En politique européenne, il est toujours difficile de faire la part du « vrai » de celle du « flou »... appelé à devenir un jour du « vrai ». Rien d'étonnant si le citoyen a du mal à comprendre cette succession de compromis sur des compromis arrêtée hier à Bruxelles. Ainsi, que retenir de ce Conseil ? La mini-réforme du traité de Lisbonne présentée en paravent ? Ou - enfin - une timide ébauche d'un gouvernement économique de la zone euro ?
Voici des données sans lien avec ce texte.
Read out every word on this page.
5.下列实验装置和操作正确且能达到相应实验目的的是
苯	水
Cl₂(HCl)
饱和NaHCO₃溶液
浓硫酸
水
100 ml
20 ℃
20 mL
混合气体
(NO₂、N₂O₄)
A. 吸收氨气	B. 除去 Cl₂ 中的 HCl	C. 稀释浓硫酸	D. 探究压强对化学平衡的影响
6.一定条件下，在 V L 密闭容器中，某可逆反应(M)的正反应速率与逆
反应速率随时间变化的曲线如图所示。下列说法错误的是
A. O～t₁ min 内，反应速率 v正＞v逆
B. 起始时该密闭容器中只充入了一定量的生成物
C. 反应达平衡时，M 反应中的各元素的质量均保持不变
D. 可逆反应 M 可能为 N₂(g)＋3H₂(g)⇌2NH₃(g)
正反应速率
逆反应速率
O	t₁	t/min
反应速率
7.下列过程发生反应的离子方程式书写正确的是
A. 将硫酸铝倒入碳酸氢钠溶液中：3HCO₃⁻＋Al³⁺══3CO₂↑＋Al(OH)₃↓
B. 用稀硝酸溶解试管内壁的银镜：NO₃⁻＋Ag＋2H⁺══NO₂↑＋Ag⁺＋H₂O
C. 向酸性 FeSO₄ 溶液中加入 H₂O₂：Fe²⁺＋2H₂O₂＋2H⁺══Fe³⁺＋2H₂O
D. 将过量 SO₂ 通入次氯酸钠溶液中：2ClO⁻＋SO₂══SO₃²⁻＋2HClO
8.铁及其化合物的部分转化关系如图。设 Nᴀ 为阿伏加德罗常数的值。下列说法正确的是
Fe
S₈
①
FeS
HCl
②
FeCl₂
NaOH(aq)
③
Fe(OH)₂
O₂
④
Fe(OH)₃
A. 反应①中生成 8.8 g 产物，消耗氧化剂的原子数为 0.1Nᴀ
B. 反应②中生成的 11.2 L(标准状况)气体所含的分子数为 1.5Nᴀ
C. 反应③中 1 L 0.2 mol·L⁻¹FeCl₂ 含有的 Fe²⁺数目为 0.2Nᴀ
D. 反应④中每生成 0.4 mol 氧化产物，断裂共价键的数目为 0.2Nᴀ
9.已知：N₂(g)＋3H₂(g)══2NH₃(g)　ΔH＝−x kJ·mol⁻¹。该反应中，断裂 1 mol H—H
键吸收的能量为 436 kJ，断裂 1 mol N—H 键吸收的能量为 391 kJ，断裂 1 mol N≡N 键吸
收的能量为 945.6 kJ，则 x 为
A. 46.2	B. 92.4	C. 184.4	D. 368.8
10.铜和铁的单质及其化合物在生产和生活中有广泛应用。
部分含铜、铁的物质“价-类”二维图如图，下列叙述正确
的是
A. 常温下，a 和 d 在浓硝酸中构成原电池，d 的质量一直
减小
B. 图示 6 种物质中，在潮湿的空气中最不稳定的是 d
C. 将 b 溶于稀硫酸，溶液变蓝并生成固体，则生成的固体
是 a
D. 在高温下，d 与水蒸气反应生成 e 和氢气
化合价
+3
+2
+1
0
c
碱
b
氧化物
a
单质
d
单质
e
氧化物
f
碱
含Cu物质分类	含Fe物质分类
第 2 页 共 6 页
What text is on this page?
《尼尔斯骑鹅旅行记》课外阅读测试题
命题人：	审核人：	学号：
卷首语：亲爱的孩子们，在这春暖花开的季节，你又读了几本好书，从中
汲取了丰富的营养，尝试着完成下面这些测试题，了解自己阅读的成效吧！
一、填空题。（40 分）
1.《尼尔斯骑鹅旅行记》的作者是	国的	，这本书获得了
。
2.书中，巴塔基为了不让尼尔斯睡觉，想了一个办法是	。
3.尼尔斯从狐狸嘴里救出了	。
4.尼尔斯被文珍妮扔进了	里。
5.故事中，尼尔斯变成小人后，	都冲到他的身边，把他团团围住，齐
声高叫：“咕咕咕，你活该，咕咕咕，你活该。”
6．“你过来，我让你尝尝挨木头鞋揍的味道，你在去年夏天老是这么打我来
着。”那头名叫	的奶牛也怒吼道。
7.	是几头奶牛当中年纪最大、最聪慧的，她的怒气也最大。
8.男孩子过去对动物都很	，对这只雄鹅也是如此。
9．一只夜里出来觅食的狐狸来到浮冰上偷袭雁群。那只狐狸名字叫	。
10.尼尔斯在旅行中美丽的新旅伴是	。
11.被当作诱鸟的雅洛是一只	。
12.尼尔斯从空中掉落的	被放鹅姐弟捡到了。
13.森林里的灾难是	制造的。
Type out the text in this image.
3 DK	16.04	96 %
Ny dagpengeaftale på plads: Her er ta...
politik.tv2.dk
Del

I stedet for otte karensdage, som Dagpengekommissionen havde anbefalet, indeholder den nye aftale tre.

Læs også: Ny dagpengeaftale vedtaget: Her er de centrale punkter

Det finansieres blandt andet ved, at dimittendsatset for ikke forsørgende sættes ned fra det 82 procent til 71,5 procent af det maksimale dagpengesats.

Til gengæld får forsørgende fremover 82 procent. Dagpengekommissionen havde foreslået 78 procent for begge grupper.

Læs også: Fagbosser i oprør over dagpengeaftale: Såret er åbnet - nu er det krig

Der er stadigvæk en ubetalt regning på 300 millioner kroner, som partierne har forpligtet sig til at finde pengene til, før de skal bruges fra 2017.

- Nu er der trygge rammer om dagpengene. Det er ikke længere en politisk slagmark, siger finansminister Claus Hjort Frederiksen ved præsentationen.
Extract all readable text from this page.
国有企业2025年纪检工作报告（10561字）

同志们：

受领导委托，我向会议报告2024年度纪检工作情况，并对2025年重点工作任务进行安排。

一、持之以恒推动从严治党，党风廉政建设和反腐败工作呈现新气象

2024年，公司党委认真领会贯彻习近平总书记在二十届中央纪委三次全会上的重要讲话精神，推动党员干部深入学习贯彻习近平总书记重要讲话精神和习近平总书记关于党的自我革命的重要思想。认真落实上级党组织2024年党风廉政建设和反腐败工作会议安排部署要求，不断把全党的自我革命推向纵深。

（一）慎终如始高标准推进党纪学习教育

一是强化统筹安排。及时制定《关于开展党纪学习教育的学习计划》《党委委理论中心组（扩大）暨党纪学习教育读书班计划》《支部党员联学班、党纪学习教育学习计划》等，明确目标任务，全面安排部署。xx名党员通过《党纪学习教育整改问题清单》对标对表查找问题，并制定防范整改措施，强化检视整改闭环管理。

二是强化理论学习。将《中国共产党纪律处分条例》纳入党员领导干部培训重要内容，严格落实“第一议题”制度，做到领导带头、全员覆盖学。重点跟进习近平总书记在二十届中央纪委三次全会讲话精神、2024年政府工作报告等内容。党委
Théoriquement, la réforme du traité et la future gouvernance économique sont liées. Pour ne pas être démentie par sa Cour constitutionnelle, l'Allemagne doit obtenir un amendement au texte de Lisbonne qui autorisera en quelque sorte la création d'un « Fonds exceptionnel provisoire permanent » destiné - pour la sauvegarde de l'euro - à venir en aide aux États en difficultés, comme la Grèce au printemps dernier.
Et, mais c'est encore à voir, les fauteurs de la crise - banques, fonds spéculatifs... - devraient être associés à ce mécanisme. Toutefois, pour ne pas ouvrir la porte à tous les laxismes, les pays en délicatesse avec les critères de Maastricht risqueront de « vraies » sanctions. Or il est étonnant que la France, pourtant grande pécheresse question déficits, ait approuvé cette procédure dans la fameuse déclaration franco-allemande de Deauville qui a fait hurler les « petits » de l'UE.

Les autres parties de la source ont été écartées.